The Board of Auditors remains in office for three years and is re-elected.


ART. 20 – Any dispute arising between the Associates and the Organization or its organs shall be subject, in all cases not prohibited by the Law, to the jurisdiction of the Board of Trustees composed of three members appointed by the Assembly. The prosecutors are in office for five years, are re-elected and will judge ex bono and aequo without procedural formalities, their praise will be unqualified. The charge of proboviro is incompatible with any other social charge.


ART. 21 – The Treasurer keeps the cashier and draws up a report on the economic management of the Organization to be submitted to the Assembly. The Treasurer shall be appointed by the Shareholders’ Meeting and shall be elected among the members.

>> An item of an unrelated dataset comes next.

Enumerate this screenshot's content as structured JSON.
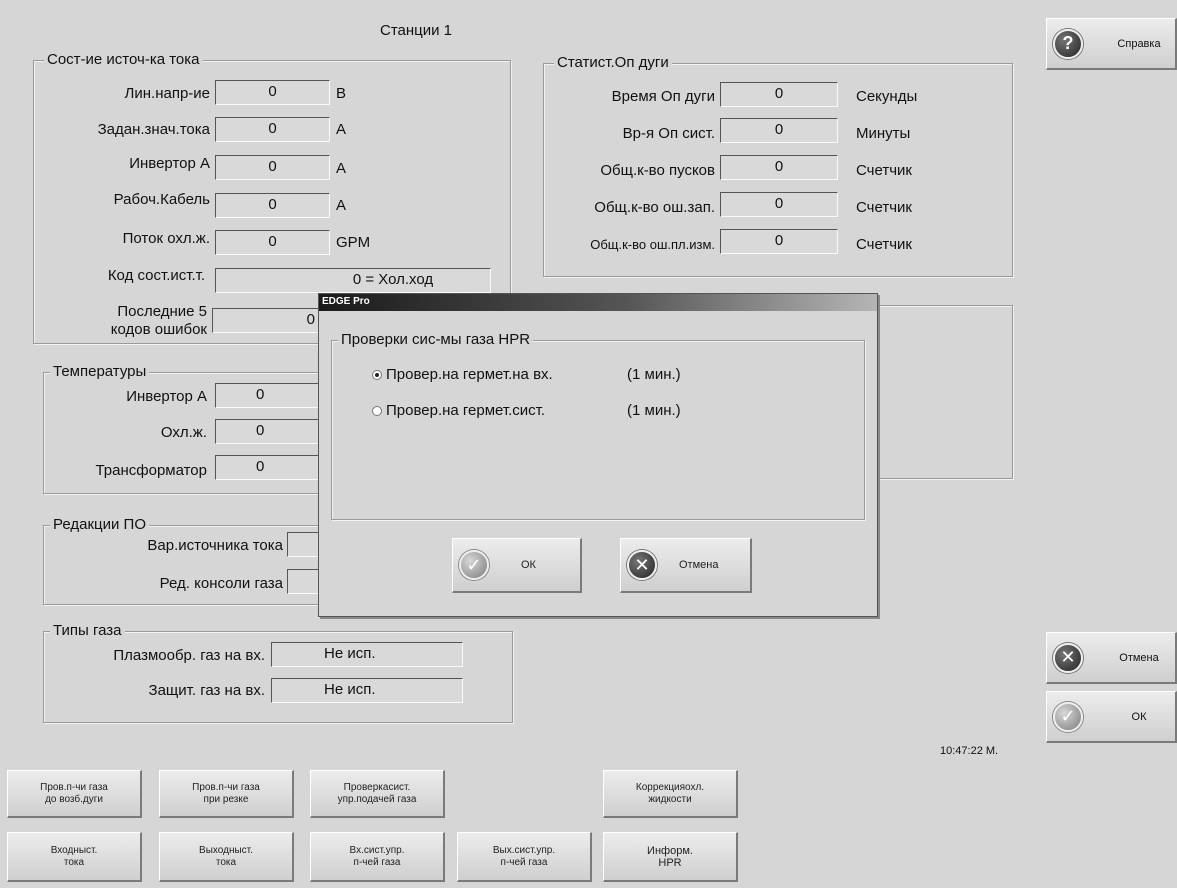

ART. 22 – The Secretary shall, in collaboration with the President, implement the deliberations of the Board of Directors. A1 Secretary also carries the tenure of the books provided for by the By-Laws, the Book of Associates, the Book of the Board of Directors, the Book of the Assemblies. The Secretary also has the responsibility of the head office. The Secretary is elected by the Assembly.


ART. 23 – The assets are constituted:

  • from movable and immovable property that will become the property of the Organization;

any reserve funds constituted with the budget surplus;

  • from any donations and donations to the Organized Organization. The Associative Organization draws the financial resources from:
  • a) associative quotas;
  1. b) Contributions, donations and oblations of people, public or private associations or associations;
  2. c) proceeds from the organization of events or participation in them;

(d) any other revenue which is incurred to increase the social capital, such as: funds received as a result of occasional public collections also by offering goods of a modest value;

(e) contributions paid by public administrations for the conduct of activities having a social purpose.

ART. 24 – The financial year ends on December 31 of each year.

Within the ninety days from the end of each financial year, the Board of Directors will prepare the financial statements for the preparation of the balance sheet at the end of the financial year and the keeping of accounting records, 25 of the DLGS. n. 460 of December 4, 1997. It is forbidden to distribute, even indirectly, retained earnings or retained earnings, funds, reserves or capital during the life of the Organization, unless the destination or distribution is made by law or is made to favor of other Onlus that by law are part of the same and unified structure. Profits and management surpluses must be compulsory for the execution of institutional or related activities.


ART. 25 – Membership of Members in the Organization implies the full acceptance of this Statute.


ART. 26 – Amendments to the Articles of Association are proposed by the Board of Directors or at least one tenth of the Shareholders and must be approved by an Extraordinary Shareholders’ Meeting convened with notice of at least 60 (sixty) days. Within this deadline, all those convened must receive a copy of the proposals. changes.


ART. 27 – The Board of Directors has the power to establish and, if necessary, to amend the regulations implementing this Statute.


ART. 28 – The Organization’s Lifetime is Unlimited The Organization is dissolved by resolution of shareholders or by inactivity for more than two years. The dissolution of the Organization shall be resolved by the Shareholders’ Meeting, which shall appoint one or more liquidators and shall deliberate on the disposal of the remaining assets: the assets must be transferred to the Assembly by liquidators in favor of other shareholders non-profit organizations of social utility or for public utility purposes, after hearing the control body referred to in art. 3 paragraph 190 of the Law of 23 December 1996 n. 662, except for a different destination set by law.